Desisti. Li uma última vez o recado e, vencido pelo recato do hóspede cortês, apaguei a luz do candeeirinho e deitei-me, dando-me, de novo, conta de como a noite estava quente e o quarto abafado, a pele suava-me no vinco onde o livro repousava. A casa estava em total silêncio, mas, de fora, chegava o bramido ensurdecedor das cigarras. E se o bilhete era para mim? E se ela, surpreendida, pasmada pela minha indecisão, que tropeçava na dela, resolvera dar um empurrão ao assunto? Pois não seria perceptível na linguagem do meu corpo, dos meus olhares, dos meios-termos, que estava alterado e que a causa só podia ser próxima...? Quando agora ouvia o disco do Chico Buarque todas aqueles versos pareciam ter sido escritos por encomenda para cantar um prelúdio de romance a passar-se em Portugal: “A casa está bonita, a dona está de mais, a última visita quanto tempo faz...” E ela não me parecia indiferente a tudo isso... Que diabo, aquilo não podia ser só eu, a intimidade fora crescendo com as minhas visitas, havia ocasiões em que sentia que nos tínhamos afeiçoado como as duas metades de uma concha. E, se assim era, que perda irreparável para ambos estaria eu a provocar não dando seguimento ao recado escrito; que oportunidade – talvez única – estava a desperdiçar; que descortesia, mesmo, estaria a perpetrar perante uma iniciativa tão corajosa...
Ela comprara tamboril, raia, safio, propusera uma caldeirada à algarvia... Estava a refogar cebola e pimento no fundo de um tacho, um cheiro apetitoso subia na cozinha. Na bancada, eu cortara pão caseiro às fatias, abrira uma garrafa de vinho branco, servira-lhe um copo e beberricava o meu olhando os despojos do crepúsculo pela porta aberta, as laranjeiras, perfilando-se em negro no desmaiado  do ocaso, libertando o seu perfume doce.
– Já viste o poente? Olha só esta calmaria...
Ela levantara os olhos do tacho por um momento. Depois tapou-o, pousou a colher de madeira sobre o testo, regulou o gás no mínimo, acendeu um cigarro e veio fumar para o meu lado, encostada à ombreira da porta. Disse:
– Uma vez, ao crepúsculo, na estrada de Montemor para Coimbra, tive quase uma visão: vi cair poeira das estrelas sobre um velho que estava sentado no muro de uma casa na berma da estrada. Tive a certeza de que ele não ia andar muito mais tempo por cá...
Voltei a acender o candeeirinho, olhei o relógio: faltavam vinte minutos para as quatro da manhã. Sentei-me na borda da cama, reli o recado:
“Quem dera que esta noite estivesses aqui à minha beira.”
Enfiei as calças e abri a porta do quarto como se tencionasse deixar a casa sem que ninguém desse conta.
A porta ao fundo do corredor estava meio aberta e, embora não houvesse luzes acesas, uma luz ténue alumiava o caminho, cortesia de uma casa transitória, sem cortinas nas vidraças, e de uma noite enluarada no meio do campo.
No quarto dela a porta estava encostada, empurrei-a vagarosamente. Ao fundo, a janela devia estar aberta, pois o cortinado de gaze ondeava, leve como espuma, e apercebia-se o traço negro das grades à claridade exterior. Ela dormia de costas para a porta, deitada de lado, o contorno do corpo desenhado pelo lençol que a protegia.
Acocorei-me junto à cama, chamei baixinho:
– Inês...
Ela não respondeu, dormia, talvez.
– Inês – voltei a chamar, desta volta tocando-lhe ao de leve no ombro.
Ela acenou um pouco, dando a entender que me ouvia. Estendi o papel sobre ela, de modo a que lhe ficasse frente aos olhos.
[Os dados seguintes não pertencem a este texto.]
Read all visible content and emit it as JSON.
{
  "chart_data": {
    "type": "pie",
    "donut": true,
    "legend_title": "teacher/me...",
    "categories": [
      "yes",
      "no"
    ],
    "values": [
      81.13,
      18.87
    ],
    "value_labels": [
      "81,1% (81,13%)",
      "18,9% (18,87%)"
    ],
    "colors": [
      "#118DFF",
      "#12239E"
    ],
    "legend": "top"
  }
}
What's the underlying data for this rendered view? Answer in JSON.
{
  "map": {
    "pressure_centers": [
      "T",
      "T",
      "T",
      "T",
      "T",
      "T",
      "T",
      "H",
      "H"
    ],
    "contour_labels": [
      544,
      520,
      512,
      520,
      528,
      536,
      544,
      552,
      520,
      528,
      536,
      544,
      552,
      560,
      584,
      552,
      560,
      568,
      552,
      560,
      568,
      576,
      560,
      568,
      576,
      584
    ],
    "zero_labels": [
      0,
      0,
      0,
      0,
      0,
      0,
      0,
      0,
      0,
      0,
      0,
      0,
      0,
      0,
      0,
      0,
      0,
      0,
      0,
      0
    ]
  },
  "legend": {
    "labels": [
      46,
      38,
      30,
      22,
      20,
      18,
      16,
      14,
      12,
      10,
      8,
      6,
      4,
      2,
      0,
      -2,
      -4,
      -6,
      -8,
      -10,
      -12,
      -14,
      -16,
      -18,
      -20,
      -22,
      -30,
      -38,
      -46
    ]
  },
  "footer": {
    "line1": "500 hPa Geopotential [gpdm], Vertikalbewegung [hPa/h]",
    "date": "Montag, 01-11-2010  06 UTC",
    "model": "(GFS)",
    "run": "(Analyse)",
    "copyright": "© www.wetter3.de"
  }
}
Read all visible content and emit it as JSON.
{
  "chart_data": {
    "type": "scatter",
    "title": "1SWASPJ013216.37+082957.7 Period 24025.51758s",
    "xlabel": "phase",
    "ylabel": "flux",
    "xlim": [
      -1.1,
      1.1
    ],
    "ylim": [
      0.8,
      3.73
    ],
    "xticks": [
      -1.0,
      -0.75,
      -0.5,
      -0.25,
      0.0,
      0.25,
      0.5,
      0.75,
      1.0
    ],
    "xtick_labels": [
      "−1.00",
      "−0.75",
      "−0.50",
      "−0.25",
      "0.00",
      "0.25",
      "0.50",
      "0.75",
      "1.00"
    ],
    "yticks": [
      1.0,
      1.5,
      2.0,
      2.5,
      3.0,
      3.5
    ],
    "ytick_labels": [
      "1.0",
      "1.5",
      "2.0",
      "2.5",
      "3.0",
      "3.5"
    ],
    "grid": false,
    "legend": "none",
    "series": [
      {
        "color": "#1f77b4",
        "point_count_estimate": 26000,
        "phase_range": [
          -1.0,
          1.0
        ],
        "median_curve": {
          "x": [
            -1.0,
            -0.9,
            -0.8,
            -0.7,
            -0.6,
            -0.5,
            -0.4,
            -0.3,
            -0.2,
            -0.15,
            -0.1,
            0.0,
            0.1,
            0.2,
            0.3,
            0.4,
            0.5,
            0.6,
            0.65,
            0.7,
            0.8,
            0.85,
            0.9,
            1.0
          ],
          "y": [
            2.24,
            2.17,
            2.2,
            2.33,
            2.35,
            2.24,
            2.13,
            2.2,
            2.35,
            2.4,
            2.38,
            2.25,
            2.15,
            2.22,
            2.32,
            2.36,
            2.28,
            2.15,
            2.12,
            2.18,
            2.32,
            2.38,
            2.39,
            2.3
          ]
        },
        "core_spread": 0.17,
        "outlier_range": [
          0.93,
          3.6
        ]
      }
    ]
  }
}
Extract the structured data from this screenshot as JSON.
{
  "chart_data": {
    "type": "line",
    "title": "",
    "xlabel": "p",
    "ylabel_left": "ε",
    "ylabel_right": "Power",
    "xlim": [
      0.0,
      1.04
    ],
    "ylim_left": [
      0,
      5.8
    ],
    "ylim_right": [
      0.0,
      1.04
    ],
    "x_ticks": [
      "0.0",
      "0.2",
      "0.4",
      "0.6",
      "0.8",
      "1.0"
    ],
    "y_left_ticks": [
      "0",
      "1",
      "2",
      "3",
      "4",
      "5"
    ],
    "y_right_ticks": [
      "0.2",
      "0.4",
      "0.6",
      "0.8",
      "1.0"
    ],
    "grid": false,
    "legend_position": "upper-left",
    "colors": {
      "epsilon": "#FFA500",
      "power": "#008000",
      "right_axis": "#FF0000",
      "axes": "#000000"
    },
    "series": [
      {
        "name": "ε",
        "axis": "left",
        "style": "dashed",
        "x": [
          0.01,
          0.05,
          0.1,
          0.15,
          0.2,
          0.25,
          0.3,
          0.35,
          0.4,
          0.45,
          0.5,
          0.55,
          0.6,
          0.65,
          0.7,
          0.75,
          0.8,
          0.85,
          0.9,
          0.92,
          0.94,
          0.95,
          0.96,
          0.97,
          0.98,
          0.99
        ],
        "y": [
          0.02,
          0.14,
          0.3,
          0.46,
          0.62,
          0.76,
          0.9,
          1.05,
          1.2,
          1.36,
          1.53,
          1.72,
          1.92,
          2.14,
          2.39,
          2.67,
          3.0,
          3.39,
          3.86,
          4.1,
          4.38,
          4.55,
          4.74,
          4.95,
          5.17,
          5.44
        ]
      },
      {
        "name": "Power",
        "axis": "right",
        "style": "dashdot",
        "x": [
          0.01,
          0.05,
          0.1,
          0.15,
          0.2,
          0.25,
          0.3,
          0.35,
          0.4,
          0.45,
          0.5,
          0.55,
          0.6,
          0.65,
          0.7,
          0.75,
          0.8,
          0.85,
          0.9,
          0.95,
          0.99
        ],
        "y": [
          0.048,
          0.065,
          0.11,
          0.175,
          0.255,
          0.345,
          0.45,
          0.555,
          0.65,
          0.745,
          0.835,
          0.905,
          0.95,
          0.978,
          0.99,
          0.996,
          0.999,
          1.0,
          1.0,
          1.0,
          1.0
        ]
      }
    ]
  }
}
– Encontrei isto num livro do meu quarto; fiquei a pensar se podia ser para mim..., por isso vim...
Sem se mover, sem se voltar, sem se exaltar, ela disse:
– Não, não era para ti...
Voltei a tocar-lhe o ombro.
– Desculpa ter-te acordado, mas precisava ter a certeza...
Fiz a volta em menos de metade do tempo do trajecto inicial, uma dimensão de imbecilidade a crescer em mim, a garantir-me que a segunda parte da minha insónia seria, agora que a expectativa fora decepada, bem amarga. Despi as calças, apaguei o candeeiro e decidi que mal a luz da aurora surgisse escreveria um bilhete a despedir-me e pôr-me-ia a andar, lamentando o caminho entre as laranjeiras não ser em declive, pois, se o fosse, partiria em ponto-morto e evitaria a intromissão do motor no sono dela, na minha vergonha.
Deitado, incapaz de acender uma luz e entreter o tempo que me restava lendo, percorri uma vez mais as contas do rosário, os indícios daquela noite, de outras visitas ao Algarve. A penúltima vez, por exemplo. Dessa vez Isménia estava em casa e, era inseparável do seu temperamento expansivo, monopolizara tudo, não deixando instalar-se uma réstia daquele silêncio sereno que pautava as visitas quando só Inês estava em casa. Desconfio que isso nos fez falta aos dois, pois, no cigarro que fumámos antes de ir dormir, sentados na soleira da porta, ela perguntara com o tom inexpressivo de quem faz conversa:
– Amanhã vais logo para cima...?
– Não, só a meio da tarde. Ainda tenho a minha volta por Albufeira e Lagos. E tu, tens aulas cedo...?
– Amanhã não tenho aulas... Vou ficar por aqui a corrigir testes.
A ideia surgiu-me como o penso-rápido para redimir aquela visita tão fruste.
– Não queres vir comigo? Quer dizer: não é um programa fantástico, mas fazias-me companhia... Depois trazia-te aqui, subia por Alcoutim e Mértola até Beja...
– Que seca, coitado... – e não percebi (nunca tinha a certeza com ela) se a seca era o programa que lhe propunha ou os quilómetros de curvas bravias que me esperavam no itinerário que decorria do vir deixá-la a casa. Depois esmagou a ponta do cigarro numa pedra, levantou-se e despediu-se:
– Está bem. A que horas te dá jeito sair?
Em Inglaterra, a estratégia da Sinclair para vender Spectrum em massa passara por estabelecer pontos de comercialização em postos de vendas de jornais: vender computadores em quiosques, como é que ainda ninguém pensara nisso? Em Portugal, a nossa abordagem fora mais tímida: como para pôr o computador a correr os jogos se tornava necessário um leitor de cassetes e uma TV, era nas lojas de artigos para casa que eu atacava, apresentando o produto como uma espécie de electrodoméstico do futuro...
Inês deu a volta comigo às lojas onde já tinha estabelecido contactos em Albufeira, Portimão e Lagos. Não entrava, ficava cá fora a dar uma volta nas cercanias; em Albufeira apanhei-a a espreitar pela montra, talvez intrigada em avaliar ao vivo a minha faceta de filósofo que deu em homem-de-negócios.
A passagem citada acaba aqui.